Drug affects individuals but ANOVA not significant: references? Let's suppose that I measure the effect of a drug on blood pressure in several people many times. For some people, the drug increases blood pressure significantly and for others decreases it significantly. So the drug is affecting the individuals. Because the direction of the effect is different for each person, it is possible that if I perform a global statistical analysis such as ANOVA, the drug shows not significance. 
So, it is incorrect to conclude that the drug does not affect people by using the ANOVA. I would like to know references that talk about this problem for being able to write about it using more correct terminology. 

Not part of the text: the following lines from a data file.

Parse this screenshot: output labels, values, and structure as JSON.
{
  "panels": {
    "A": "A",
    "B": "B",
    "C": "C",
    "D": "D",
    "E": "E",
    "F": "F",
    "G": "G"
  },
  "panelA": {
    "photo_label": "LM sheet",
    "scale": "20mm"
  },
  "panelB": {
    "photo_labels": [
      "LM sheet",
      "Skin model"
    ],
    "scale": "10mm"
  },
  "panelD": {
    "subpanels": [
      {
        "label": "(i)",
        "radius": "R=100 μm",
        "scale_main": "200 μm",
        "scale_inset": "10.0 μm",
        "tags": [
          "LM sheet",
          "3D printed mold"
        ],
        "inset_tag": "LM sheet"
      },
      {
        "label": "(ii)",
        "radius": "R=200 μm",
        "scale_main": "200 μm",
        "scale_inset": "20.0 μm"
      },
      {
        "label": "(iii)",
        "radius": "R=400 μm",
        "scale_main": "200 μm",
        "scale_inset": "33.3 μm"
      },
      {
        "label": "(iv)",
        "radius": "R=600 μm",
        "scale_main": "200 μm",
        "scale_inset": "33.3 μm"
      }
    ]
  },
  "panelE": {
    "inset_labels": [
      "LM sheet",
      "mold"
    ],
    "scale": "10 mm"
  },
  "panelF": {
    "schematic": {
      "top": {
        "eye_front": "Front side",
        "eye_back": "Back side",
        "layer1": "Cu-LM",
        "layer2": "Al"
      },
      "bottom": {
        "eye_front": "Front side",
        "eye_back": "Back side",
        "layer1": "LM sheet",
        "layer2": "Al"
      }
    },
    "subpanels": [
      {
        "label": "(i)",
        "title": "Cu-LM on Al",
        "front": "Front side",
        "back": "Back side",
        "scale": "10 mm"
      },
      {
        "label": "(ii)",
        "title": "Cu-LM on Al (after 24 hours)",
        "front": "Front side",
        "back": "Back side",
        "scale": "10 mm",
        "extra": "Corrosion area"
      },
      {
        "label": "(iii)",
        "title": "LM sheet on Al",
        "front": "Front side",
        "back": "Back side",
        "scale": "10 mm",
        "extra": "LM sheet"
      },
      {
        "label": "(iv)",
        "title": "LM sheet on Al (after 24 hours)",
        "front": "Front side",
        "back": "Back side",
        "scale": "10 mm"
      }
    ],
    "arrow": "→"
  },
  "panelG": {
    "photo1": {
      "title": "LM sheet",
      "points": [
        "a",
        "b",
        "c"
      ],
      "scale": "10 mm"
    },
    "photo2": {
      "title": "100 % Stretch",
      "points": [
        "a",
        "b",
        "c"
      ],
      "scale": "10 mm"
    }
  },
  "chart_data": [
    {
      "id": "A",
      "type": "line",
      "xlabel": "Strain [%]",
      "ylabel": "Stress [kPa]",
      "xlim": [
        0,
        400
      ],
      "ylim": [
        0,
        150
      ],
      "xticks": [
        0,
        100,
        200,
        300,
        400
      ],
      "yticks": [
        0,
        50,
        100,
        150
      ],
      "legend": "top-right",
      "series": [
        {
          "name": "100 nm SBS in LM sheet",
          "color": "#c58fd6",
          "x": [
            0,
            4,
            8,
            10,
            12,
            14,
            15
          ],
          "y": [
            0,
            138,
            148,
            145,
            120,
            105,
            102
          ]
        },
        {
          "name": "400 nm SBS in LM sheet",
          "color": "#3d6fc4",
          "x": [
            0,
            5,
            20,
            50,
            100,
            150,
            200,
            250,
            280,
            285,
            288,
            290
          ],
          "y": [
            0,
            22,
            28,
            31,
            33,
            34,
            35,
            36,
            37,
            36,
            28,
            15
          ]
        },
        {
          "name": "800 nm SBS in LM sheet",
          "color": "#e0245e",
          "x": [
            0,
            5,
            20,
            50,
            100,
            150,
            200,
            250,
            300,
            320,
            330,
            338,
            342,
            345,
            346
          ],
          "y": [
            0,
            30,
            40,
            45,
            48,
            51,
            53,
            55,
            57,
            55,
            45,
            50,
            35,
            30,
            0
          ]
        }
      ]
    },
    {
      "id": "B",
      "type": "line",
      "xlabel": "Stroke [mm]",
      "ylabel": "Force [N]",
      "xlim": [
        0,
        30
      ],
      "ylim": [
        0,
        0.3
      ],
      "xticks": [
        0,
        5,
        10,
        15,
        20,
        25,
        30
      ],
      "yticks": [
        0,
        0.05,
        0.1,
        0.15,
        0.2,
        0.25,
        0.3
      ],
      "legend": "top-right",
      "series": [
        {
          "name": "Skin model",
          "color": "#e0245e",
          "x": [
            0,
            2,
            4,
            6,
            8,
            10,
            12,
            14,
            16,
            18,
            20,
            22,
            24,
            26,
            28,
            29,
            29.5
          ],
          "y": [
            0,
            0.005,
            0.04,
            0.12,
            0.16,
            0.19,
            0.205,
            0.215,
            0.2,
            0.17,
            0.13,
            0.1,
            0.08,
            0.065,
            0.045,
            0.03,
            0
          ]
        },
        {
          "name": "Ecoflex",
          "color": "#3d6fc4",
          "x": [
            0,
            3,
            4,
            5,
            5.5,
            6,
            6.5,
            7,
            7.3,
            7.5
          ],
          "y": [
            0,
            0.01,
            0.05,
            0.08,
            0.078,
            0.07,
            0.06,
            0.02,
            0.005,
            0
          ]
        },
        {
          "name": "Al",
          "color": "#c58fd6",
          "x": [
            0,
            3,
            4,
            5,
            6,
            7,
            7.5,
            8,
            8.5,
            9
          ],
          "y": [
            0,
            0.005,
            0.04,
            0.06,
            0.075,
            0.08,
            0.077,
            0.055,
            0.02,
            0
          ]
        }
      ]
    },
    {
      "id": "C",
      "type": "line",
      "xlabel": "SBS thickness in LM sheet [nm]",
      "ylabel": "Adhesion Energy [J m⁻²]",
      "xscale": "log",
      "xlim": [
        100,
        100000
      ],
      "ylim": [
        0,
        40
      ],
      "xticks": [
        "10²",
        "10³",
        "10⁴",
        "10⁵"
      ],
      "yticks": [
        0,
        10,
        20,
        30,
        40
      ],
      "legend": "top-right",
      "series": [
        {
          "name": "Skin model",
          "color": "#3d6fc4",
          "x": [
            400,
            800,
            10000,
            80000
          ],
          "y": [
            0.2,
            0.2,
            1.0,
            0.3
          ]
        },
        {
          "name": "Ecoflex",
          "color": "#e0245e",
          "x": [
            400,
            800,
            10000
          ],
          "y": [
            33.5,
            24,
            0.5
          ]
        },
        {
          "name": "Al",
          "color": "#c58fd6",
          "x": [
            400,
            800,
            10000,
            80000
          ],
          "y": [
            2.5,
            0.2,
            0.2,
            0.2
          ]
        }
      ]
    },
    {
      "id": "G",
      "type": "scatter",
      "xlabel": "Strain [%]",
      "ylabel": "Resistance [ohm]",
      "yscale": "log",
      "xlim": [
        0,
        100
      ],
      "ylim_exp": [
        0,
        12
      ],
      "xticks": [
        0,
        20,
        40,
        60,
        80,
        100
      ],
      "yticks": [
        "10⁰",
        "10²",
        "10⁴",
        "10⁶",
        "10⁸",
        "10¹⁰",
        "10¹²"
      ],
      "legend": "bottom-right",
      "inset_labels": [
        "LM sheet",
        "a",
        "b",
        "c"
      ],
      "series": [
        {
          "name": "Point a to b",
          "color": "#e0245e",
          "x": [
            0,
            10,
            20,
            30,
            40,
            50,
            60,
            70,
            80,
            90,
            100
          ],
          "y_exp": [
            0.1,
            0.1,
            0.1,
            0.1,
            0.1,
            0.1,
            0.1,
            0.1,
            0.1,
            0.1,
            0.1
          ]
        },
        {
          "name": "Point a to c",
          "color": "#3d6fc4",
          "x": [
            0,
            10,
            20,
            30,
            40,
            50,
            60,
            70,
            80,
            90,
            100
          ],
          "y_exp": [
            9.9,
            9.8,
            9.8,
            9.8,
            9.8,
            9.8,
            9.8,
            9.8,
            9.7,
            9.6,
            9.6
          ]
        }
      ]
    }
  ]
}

More specifically, this is what I have. I collected a dose-response curve for each subject with and without drug, fit a cumulative normal distribution to each condition and estimate the mean and confidence intervals by bootstrapping. So I collect many data for each subject. For each subject the mean with and without drug is significantly different(no overlap of confidence intervals) but, for some observers the drug increases blood pressure while for others decreases blood pressure. So if I use the means to perform an ANOVA, the effect of the drug is not significant.
So, it seems to me that report only the ANOVA without caring about the individual effects is not correct, but this is sometimes done in my field. So I was looking for some references that pointed this out. 
EDIT: I think I chose the wrong example using drugs and blood pressure. So I asked another question using an example closer to my real problem fitting a model of each subject and perform a t-test over the estimated parameters
 A: More than likely the problem you're observing is simply random variation.  From measurement to measurement some people's blood pressure will go up and some will go down. Observing this alone does not mean the drug had any effect whatsoever.
While it's possible that the drug does increase the blood pressure in some people and reduces it in others I'm willing to be that in your data the people who tended to have high blood pressure the first time they were measured had lower blood pressure the second time while those who had low blood pressure in the first session have higher in the second. That's called regression toward the mean and is still just a consequence of random variation.
A: I would test for an interaction between the drug effect and the subject in a mixed-random effect model. A statistically significant interaction will mean that the subjects differ in their response to the drug. If the differences are due to variation / regression to mean, we will not observe a statistically significant interaction.